Case 1: $n\equiv 0\pmod 3$. Then we are done.

Case 2: $n\equiv 1\pmod 3$. Write $n=3k+1$. Then $a_1$ is one of $A(n)=2k$, $C(n)=6k+3$, $D(n)=6k+4$.

Case 2.1: $a_1=A(n)$. Then we are done.

Case 2.2: $a_1=D(n)$. Then $a_1\equiv 1\pmod 3$ and by greediness of the tail, $a_2=A(a_1)=A(D(n))=D(A(n))$. We obtain a path $$ n\color{green}{\stackrel A\to} A(n)\stackrel D\to a_2\color{green}{\to} \cdots \color{green}{\to} a_m=0.$$

Case 2.3: $a_1=C(n)$. Then $a_1\equiv 0\pmod 3$, so $a_2$ is one of $C(a_1)=12k+7$ and $D(a_1)=12k+8$.

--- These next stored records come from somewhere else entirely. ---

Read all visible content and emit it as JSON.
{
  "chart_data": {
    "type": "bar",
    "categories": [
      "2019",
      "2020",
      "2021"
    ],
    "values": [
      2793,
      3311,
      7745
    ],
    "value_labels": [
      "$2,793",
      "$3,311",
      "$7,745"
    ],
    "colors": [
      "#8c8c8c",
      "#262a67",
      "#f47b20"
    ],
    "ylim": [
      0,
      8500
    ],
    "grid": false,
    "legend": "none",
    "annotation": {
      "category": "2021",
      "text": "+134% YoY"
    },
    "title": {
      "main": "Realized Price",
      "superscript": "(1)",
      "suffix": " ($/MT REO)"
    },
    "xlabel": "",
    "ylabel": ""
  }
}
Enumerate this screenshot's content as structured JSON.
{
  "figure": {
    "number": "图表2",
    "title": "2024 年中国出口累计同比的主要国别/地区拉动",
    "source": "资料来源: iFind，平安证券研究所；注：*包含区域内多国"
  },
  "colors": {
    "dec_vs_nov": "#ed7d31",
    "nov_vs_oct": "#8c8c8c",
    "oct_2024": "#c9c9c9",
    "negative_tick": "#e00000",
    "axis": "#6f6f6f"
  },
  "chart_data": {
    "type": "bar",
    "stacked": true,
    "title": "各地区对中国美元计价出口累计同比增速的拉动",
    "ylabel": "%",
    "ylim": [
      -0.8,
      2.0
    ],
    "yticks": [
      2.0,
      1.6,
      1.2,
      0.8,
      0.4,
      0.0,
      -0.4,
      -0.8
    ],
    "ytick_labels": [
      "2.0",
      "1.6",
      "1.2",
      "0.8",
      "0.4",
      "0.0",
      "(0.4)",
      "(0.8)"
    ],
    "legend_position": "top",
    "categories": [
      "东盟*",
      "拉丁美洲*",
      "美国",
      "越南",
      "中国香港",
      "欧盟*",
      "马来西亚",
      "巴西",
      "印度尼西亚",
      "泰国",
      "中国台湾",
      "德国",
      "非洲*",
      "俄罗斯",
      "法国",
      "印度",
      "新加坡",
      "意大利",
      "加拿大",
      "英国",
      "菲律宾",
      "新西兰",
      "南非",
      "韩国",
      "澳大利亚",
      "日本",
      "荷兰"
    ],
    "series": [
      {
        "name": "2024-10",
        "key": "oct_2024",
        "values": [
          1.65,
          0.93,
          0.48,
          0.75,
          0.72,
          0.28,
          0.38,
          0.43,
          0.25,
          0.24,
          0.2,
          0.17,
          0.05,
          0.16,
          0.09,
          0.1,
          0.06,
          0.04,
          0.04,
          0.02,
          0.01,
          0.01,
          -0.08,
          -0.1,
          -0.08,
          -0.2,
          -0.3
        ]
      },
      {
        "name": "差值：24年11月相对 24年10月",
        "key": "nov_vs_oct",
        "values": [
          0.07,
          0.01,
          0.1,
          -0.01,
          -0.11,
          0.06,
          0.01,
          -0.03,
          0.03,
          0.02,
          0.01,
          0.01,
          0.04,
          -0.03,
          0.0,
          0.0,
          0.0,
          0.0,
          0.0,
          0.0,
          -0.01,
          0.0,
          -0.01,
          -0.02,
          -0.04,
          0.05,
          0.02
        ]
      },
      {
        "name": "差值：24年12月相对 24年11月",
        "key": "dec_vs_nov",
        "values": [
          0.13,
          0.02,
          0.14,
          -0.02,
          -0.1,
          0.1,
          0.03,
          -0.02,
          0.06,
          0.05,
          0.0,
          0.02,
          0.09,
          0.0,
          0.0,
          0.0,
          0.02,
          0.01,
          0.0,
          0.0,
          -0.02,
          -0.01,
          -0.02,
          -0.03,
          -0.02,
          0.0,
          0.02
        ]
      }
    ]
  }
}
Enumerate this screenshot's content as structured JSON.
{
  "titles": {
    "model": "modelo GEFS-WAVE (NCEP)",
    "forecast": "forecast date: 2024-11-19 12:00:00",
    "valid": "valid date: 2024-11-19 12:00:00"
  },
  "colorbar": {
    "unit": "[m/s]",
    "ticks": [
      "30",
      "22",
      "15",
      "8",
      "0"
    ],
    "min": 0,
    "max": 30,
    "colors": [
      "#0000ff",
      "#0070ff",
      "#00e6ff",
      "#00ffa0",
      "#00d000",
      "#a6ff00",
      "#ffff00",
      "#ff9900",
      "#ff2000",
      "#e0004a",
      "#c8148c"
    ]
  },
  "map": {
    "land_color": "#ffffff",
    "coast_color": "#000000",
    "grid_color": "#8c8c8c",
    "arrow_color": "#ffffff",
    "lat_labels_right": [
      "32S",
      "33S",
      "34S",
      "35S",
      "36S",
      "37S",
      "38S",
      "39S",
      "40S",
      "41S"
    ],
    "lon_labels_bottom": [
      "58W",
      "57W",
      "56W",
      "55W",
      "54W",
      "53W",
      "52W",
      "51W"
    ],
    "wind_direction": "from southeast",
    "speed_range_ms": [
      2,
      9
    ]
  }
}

Case 2.3.1: $a_2=C(a_1)$. Then $a_2\equiv 1\pmod 3$ and by greediness of the tail, $a_3=A(a_2)=A(C(C(n)))=D(C(A(n)))$. We obtain a path $$ n\color{green}{\stackrel A\to} A(n)\stackrel C\to C(A(n))\stackrel D\to a_3\color{green}{\to} \cdots \color{green}{\to} a_m.$$

Case 2.3.2: $a_2=D(a_1)$. Then $a_2\equiv 2\pmod 3$ and by greediness of the tail, $a_3=B(a_2)=B(D(C(n)))=C(D(A(n)))$. We obtain a path $$ n\color{green}{\stackrel A\to} A(n)\stackrel D\to D(A(n))\stackrel C\to a_3\color{green}{\to} \cdots \color{green}{\to} a_m.$$


Case 3: $n\equiv 2\pmod 3$. The argument is the same as in case 2 and with corresponding subcases, but we swap $A\leftrightarrow B$ and $C\leftrightarrow D$ and use the right column of $(\star)$ instead of the left one.

Case 3: $n\equiv 2\pmod 3$. Write $n=3k+2$. Then $a_1$ is one of $B(n)=2k+1$, $C(n)=6k+5$, $D(n)=6k+6$.

Case 3.1: $a_1=B(n)$. Then we are done.

Case 3.2: $a_1=C(n)$. Then $a_1\equiv 2\pmod 3$ and by greediness of the tail, $a_2=B(a_1)=B(C(n))=C(B(n))$. We obtain a path $$ n\color{green}{\stackrel B\to} B(n)\stackrel C\to a_2\color{green}{\to} \cdots \color{green}{\to} a_m=0.$$

Case 3.3: $a_1=D(n)$. Then $a_1\equiv 0\pmod 3$, so $a_2$ is one of $C(a_1)=12k+13$ and $D(a_1)=12k+14$.

Case 3.3.1: $a_2=C(a_1)$. Then $a_2\equiv 1\pmod 3$ and by greediness of the tail, $a_3=A(a_2)=A(C(D(n)))=D(C(B(n)))$. We obtain a path $$ n\color{green}{\stackrel B\to} B(n)\stackrel C\to C(B(n))\stackrel D\to a_3\color{green}{\to} \cdots \color{green}{\to} a_m.$$

Case 3.3.2: $a_2=D(a_1)$. Then $a_2\equiv 2\pmod 3$ and by greediness of the tail, $a_3=B(a_2)=B(D(D(n)))=C(D(B(n)))$. We obtain a path $$ n\color{green}{\stackrel B\to} B(n)\stackrel D\to D(B(n))\stackrel C\to a_3\color{green}{\to} \cdots \color{green}{\to} a_m.$$


So we may assume that the step $a_0\color{green}{\to} a_1$ in $(1)$ is greedy. As witnessed by the tail of $(1)$, we have $f(a_1)\le m-1$. By induction hypothesis, $g(a_1)\le m-1$. But then $a_0\color{green}{\to} a_1$ followed by a greedy path of length $\le m-1$ is a greedy path for $a_0$ of length $\le m$, as was to be shown.